Some parents have been led to believe (by charlatans) that babies need to be sleep “trained.” I didn’t think you would be duped by these hucksters, mom. But a couple of weeks ago, I saw that you were reading that book by Richard Ferber (aka Lucifer). For those of you not familiar with his methods, I’ll give you the gist. (Warning: what I’m about to describe may be upsetting to some readers.) Sleep training consists of letting a baby cry for a prolonged period of time at night. I know. It’s totally barbaric. But it’s an all-too-common practice.
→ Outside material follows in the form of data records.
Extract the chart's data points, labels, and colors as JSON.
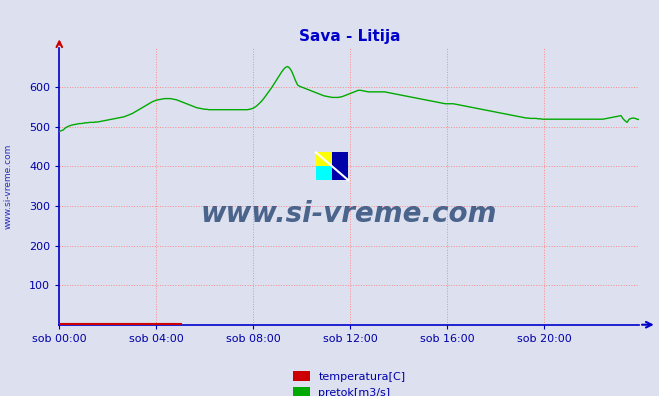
{
  "title": "Sava - Litija",
  "title_color": "#0000cc",
  "title_fontsize": 11,
  "bg_color": "#dde0ee",
  "plot_bg_color": "#dde0ee",
  "xlim": [
    0,
    287
  ],
  "ylim": [
    0,
    700
  ],
  "yticks": [
    100,
    200,
    300,
    400,
    500,
    600
  ],
  "xtick_labels": [
    "sob 00:00",
    "sob 04:00",
    "sob 08:00",
    "sob 12:00",
    "sob 16:00",
    "sob 20:00"
  ],
  "xtick_positions": [
    0,
    48,
    96,
    144,
    192,
    240
  ],
  "grid_color": "#ff8888",
  "grid_style": ":",
  "axis_color": "#0000cc",
  "tick_color": "#0000aa",
  "line_color_pretok": "#00aa00",
  "line_color_temp": "#cc0000",
  "watermark_text": "www.si-vreme.com",
  "watermark_color": "#1a3a6b",
  "left_label": "www.si-vreme.com",
  "legend_items": [
    {
      "label": "temperatura[C]",
      "color": "#cc0000"
    },
    {
      "label": "pretok[m3/s]",
      "color": "#00aa00"
    }
  ],
  "pretok_values": [
    488,
    490,
    492,
    497,
    500,
    502,
    504,
    505,
    506,
    507,
    508,
    508,
    509,
    510,
    510,
    511,
    511,
    511,
    512,
    512,
    513,
    514,
    515,
    516,
    517,
    518,
    519,
    520,
    521,
    522,
    523,
    524,
    525,
    527,
    529,
    531,
    533,
    536,
    539,
    542,
    545,
    548,
    551,
    554,
    557,
    560,
    563,
    565,
    567,
    568,
    569,
    570,
    571,
    571,
    571,
    571,
    570,
    569,
    568,
    566,
    564,
    562,
    560,
    558,
    556,
    554,
    552,
    550,
    548,
    547,
    546,
    545,
    544,
    544,
    543,
    543,
    543,
    543,
    543,
    543,
    543,
    543,
    543,
    543,
    543,
    543,
    543,
    543,
    543,
    543,
    543,
    543,
    543,
    543,
    544,
    545,
    547,
    550,
    554,
    559,
    564,
    570,
    577,
    584,
    591,
    598,
    606,
    614,
    622,
    630,
    638,
    645,
    650,
    652,
    648,
    640,
    628,
    615,
    605,
    602,
    600,
    598,
    596,
    594,
    592,
    590,
    588,
    586,
    584,
    582,
    580,
    578,
    577,
    576,
    575,
    574,
    574,
    574,
    574,
    575,
    576,
    578,
    580,
    582,
    584,
    586,
    588,
    590,
    592,
    592,
    591,
    590,
    589,
    588,
    588,
    588,
    588,
    588,
    588,
    588,
    588,
    588,
    587,
    586,
    585,
    584,
    583,
    582,
    581,
    580,
    579,
    578,
    577,
    576,
    575,
    574,
    573,
    572,
    571,
    570,
    569,
    568,
    567,
    566,
    565,
    564,
    563,
    562,
    561,
    560,
    559,
    558,
    558,
    558,
    558,
    558,
    557,
    556,
    555,
    554,
    553,
    552,
    551,
    550,
    549,
    548,
    547,
    546,
    545,
    544,
    543,
    542,
    541,
    540,
    539,
    538,
    537,
    536,
    535,
    534,
    533,
    532,
    531,
    530,
    529,
    528,
    527,
    526,
    525,
    524,
    523,
    522,
    522,
    521,
    521,
    521,
    521,
    520,
    520,
    519,
    519,
    519,
    519,
    519,
    519,
    519,
    519,
    519,
    519,
    519,
    519,
    519,
    519,
    519,
    519,
    519,
    519,
    519,
    519,
    519,
    519,
    519,
    519,
    519,
    519,
    519,
    519,
    519,
    519,
    519,
    520,
    521,
    522,
    523,
    524,
    525,
    526,
    527,
    528,
    520,
    515,
    511,
    519,
    521,
    522,
    521,
    519,
    518
  ]
}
The theory is that falling asleep is a skill that babies must learn. But psychologists now know that crying is a baby’s way of saying, “Help!” My cry means that something is wrong. Now, maybe it’s a small something. Like, my paci is at the other end of the crib and I can’t find it in the dark. Or the corner of my blanket is making my hair feel creepy. Or I threw Bunny out of the crib and now I regret it. But then again maybe it’s a big something. Look, I could be in danger. No, really! The cat has been giving me the evil eye lately. I think she is hatching a plan to off me. So here’s what should happen: I cry, you come running. Your brain has evolved to respond to my cry. So, you better f&*%$ing respond.

On food:

I know that I seem picky lately. My likes and dislikes change by the minute. Remember that time I used both hands to shovel scrambled eggs into my mouth like a starved hyena? And then the next day I smashed the eggs flat and looked deep into your eyes as I swept the whole pile onto the floor. Well, I’m really conflicted about the research. Some days the headlines say eggs are a super healthy source of protein. But other days, they’re like, “you might as well fill your veins with butter.” I don’t want butter veins. So I abstain. That’s called willpower. But on the other hand, eggs are so damn delicious. Sometimes I can’t help myself. That’s called human nature.

On milk:

When we went to the doctor for my 12-month appointment, Dr. Karen said something that just isn’t right. I’ve been meaning to talk to you about it for weeks, actually. She said that babies don’t need milk after they’re a year old. She said that I can get enough calories and nutrients from solid food. Wrong! This is so factually incorrect, I’m honestly deeply offended. She should have her license revoked. Of COURSE babies need milk. Everyone knows that. The bigger we grow, the more we need. Ideally this milk comes from a human mom (see next section). But if it must come from a cow beast, then it needs to be in a bottle that has the mouthfeel of a boob. And, this is important, the quantity should be unlimited. Only I know when my belly is full and my need for comfort sucking has been satisfied. Study after study shows that milk is good for babies. My references? I don’t need references for something that is common knowledge. Guess what! Even adults can benefit from milk. Haven’t you seen those commercials that feature celebrities sporting milk mustaches? If it’s good enough for Jennifer Aniston . . .

On breastfeeding:

Mammals are called mammals because they have mammary glands. Those mammary glands are how they feed their young. You are a mammal. And I am your young. Your mammary glands are meant to feed me. I cannot control my hunger. So when we’re out in public and I go rooting around in your shirt to find your mammary glands, you need to let me have them. Sure, you could force me to wait until we leave Trader Joe’s. But 100% of scientists agree that withholding milk from an innocent baby—even for five minutes—can cause severe psychological scarring. Each time I am forced to wail in displeasure, 173 of my fledgling neurons spontaneously explode. That’s called apoptosis. I will never get those neurons back, mom. Say goodbye to Harvard.

On weaning:

No. Never. Absolutely not. The literature is unequivocal. No weaning until college.